最后,欢迎批评、欢迎辩论,只是有一点小小的要求,请署上真名实姓,以便讨教。这不过分吧!

 

参考文献:

[1]我的专著、编著、工具书、古籍整理等30多部书,以及230多篇论文目录已在网上公布,可供查阅。

[2]《宋史》卷208:吴沆《环溪集》八卷。《文渊阁书目》卷二:吴沆《环溪集》一部三册。

[3]蔡絛:《西清诗话》卷下,《稀见本宋人诗话四种》,江苏古籍出版社, 2002年,第217页。

[4]李壁:《王荆公诗注》卷21《勿去草》:“或云是杨次公诗。”《望皖山马上作》“此诗疑非荆公作”。《寄慎伯筠》:“或云王逢原作”。卷40《归燕》“或云此乃郑毅夫所作”。卷45《即席》“或云此平甫诗”。卷47《临津》“此平甫诗,或误刊于公集。”《上元夜戏作》“疑此平甫所作”。卷48《嘲叔孙通》“或云此诗宋景文作。”

[5]方回:《瀛奎律髓》卷4:“此王安国诗,今《王校理集》行于世,误入其兄《荆公集》中。”

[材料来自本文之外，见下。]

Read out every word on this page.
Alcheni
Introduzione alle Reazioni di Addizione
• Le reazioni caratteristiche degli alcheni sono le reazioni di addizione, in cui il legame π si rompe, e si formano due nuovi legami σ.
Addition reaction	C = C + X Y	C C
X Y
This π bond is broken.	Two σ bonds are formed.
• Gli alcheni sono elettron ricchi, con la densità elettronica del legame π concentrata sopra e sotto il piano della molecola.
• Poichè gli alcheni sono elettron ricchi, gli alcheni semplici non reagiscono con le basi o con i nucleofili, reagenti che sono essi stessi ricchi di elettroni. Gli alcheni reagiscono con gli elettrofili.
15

[6]圣祖仁皇帝御定、张豫章等奉敕编:《御选四朝诗·御选宋诗》,四库全书本。

[7]赵希弁:《郡斋读书附志》,孙猛:《郡斋读书志校证》,上海古籍出版社, 1990年,第1237页。

[8]张其凡、范立舟:《历史文化研究》(续编),人民出版社, 2003年。